The case of Darlington v. Charleston has major impacts on the health care institutions. The court articulated the doctrine of corporate negligence, which is part of the roles of health institutions. Other than facing the punishment, the nurses and the present doctor are to face punitive actions by the institution. This includes relieving of the duties to Health organizations. This is because they have shown poor services and thus their certificate of practice has been publicly questioned. Additionally, it is demanded to have effective trained medical and nursing employees in addition to the establishment of policies and procedures in the evaluation of the quality of medicine practiced in the institutions. The fact that the nurse on duty and the doctor failed to finish the procedure they started is also questionable. Other than showing laziness the public is made to question the number of patients the nurse is to observe while in duty. The question may be employee injustice within the hospital, which the public needs to note and correct. Thus, the hospital has to be ready to allow more visitors visit and analyze the situation around the hospital.

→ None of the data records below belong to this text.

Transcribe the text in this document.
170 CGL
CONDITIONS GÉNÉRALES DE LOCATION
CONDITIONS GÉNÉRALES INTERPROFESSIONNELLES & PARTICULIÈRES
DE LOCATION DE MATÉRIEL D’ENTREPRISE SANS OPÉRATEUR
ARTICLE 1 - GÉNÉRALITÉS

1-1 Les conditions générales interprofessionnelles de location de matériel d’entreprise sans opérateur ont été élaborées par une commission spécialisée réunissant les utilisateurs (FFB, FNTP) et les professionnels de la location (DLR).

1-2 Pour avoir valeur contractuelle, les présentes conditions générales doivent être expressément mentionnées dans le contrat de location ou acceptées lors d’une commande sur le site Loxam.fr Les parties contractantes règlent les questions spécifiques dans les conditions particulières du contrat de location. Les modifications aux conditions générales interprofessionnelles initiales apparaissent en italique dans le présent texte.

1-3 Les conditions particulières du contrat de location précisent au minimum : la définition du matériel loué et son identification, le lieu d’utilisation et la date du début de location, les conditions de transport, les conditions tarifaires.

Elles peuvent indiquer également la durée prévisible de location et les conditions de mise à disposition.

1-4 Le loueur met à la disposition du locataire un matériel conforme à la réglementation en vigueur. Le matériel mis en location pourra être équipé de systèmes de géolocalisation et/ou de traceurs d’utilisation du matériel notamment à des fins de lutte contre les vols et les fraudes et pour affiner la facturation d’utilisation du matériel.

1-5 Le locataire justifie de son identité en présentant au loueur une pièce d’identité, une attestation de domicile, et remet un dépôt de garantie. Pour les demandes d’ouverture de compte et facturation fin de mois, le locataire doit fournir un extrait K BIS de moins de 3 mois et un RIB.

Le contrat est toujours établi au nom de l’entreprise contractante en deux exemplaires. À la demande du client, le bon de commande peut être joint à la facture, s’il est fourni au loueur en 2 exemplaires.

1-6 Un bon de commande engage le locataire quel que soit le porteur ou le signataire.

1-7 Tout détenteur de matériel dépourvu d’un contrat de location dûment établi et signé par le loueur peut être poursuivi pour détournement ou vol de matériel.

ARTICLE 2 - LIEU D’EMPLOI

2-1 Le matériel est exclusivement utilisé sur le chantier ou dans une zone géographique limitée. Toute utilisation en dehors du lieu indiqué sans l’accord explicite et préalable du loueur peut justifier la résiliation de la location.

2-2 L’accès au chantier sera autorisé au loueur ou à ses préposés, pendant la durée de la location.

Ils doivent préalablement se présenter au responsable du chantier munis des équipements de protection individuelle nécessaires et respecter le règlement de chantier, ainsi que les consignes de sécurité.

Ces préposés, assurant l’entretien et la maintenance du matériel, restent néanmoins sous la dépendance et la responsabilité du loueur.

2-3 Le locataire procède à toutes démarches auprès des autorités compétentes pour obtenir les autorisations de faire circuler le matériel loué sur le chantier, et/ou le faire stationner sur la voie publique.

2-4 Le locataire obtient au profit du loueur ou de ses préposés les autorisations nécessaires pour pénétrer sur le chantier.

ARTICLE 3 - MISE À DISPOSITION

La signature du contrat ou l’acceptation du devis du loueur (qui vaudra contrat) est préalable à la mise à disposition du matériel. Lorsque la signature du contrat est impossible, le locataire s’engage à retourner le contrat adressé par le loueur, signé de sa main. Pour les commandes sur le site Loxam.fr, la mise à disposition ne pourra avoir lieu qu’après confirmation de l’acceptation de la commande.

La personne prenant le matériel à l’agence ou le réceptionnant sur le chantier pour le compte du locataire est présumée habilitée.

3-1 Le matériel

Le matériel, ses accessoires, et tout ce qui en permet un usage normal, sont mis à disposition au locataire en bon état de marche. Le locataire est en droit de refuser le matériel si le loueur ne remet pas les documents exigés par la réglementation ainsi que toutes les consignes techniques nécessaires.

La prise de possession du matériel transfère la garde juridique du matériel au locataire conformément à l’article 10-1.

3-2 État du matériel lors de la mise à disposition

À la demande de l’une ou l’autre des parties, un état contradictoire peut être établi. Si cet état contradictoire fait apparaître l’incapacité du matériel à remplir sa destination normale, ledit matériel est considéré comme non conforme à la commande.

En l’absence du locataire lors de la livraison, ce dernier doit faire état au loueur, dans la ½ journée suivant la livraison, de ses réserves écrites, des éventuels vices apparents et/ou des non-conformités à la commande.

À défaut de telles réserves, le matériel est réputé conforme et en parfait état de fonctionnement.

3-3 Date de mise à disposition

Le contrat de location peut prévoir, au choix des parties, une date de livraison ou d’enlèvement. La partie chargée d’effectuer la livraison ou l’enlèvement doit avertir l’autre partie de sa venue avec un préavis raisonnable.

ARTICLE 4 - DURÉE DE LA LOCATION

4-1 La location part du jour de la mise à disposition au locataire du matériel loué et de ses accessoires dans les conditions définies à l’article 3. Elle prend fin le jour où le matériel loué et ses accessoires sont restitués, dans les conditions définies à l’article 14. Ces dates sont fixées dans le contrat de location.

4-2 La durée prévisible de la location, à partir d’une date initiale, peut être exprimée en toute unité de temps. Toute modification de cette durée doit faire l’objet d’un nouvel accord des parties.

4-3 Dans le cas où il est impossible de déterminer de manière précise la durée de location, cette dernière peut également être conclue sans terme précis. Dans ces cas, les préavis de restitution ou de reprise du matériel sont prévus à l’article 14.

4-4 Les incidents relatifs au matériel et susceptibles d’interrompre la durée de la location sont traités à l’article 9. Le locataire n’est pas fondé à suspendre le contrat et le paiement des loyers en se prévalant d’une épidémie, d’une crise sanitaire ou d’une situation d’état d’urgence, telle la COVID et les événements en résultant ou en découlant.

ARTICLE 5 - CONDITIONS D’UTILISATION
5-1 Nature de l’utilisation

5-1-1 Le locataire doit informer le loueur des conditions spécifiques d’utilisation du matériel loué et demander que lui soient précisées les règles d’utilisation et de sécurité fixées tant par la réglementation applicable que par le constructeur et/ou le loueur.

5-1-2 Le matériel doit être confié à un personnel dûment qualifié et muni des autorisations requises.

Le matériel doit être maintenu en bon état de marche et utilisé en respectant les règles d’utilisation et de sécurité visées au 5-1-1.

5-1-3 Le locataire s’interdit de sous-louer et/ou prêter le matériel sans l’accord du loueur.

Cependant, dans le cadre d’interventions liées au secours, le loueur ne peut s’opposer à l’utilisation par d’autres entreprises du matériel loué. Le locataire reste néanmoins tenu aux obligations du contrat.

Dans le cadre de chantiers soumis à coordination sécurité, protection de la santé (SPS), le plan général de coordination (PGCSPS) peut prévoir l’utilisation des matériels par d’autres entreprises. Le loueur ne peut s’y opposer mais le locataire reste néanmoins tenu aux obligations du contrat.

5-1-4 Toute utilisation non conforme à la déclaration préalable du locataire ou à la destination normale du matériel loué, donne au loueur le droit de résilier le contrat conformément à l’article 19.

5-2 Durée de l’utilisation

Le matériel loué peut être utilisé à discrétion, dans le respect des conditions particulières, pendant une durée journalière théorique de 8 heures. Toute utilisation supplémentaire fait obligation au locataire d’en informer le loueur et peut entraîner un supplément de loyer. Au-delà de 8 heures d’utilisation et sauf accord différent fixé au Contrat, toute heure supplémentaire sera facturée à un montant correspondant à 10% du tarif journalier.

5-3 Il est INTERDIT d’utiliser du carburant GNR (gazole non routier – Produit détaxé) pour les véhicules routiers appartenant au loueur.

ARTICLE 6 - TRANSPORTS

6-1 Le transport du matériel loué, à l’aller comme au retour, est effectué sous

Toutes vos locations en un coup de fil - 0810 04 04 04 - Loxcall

It was possible for the court to have observed negligence in the hospital as the nurses failed to test the circulation of the leg as constantly as required. The doctor likewise failed to show concern by observing the patient after attending to him the day before. From analysis, it was easier for skilled nurses to have noted of the procedure and promptly performed the procedures, as it is common knowledge that the condition is irreversible. Otherwise, the availability of a skilled nurse would have notified the doctor or the hospital authorities of the health complication. No dispute emerged as to whether the defendant failed to analyze the work of the doctor or demand for a consultation. It was common that the dispute of the defender to fail as acts of negligence were experienced. The health workers and plaintiff’s amendment in addition did not surprise the jury. This is because the same theory was under practice even during the pretrial. Based on these theories and analysis, I conquer with the court that the hospital together with the staff were negligent and thus the plaintiff must be compensated for the loss he has gone through.


The Court of Appeal, which proved that the Jury observed some aspects of negligence were practiced by the hospital’s management. Their award for the damages were affirmed as the hospital was found to be negligent according to the jury’s observation. The hospital is also fined for ignoring the actual condition of continuously testing the legs to ensure that there is movement of the tissue wastes.


Daniel A. W., Michael D. G., Ridgely, M., S., Kellermann, A. L. & Heaton, P. “The Effect of

Malpractice Reform on Emergency Department Care.” New England Journal of

Medicine, 2014. Vol. 371, pp. 1518-1525


Pandit, M. S. & Pandit, S. ”Medical Negligence: Coverage of the profession, duties, ethics, case

law and enlightened defense- A Legal Perspective.” Indian Journal of Urology. 2009. 25(3):372-378

doi:  10.4103/0970-1591.56206


Jena, A. B., Seabury, S., Lakdawalla, D., & Chandra, A. “Malpractice risk according to physician specialty.” N. Engl. J. Med. 2011. 365 (7): 629–36.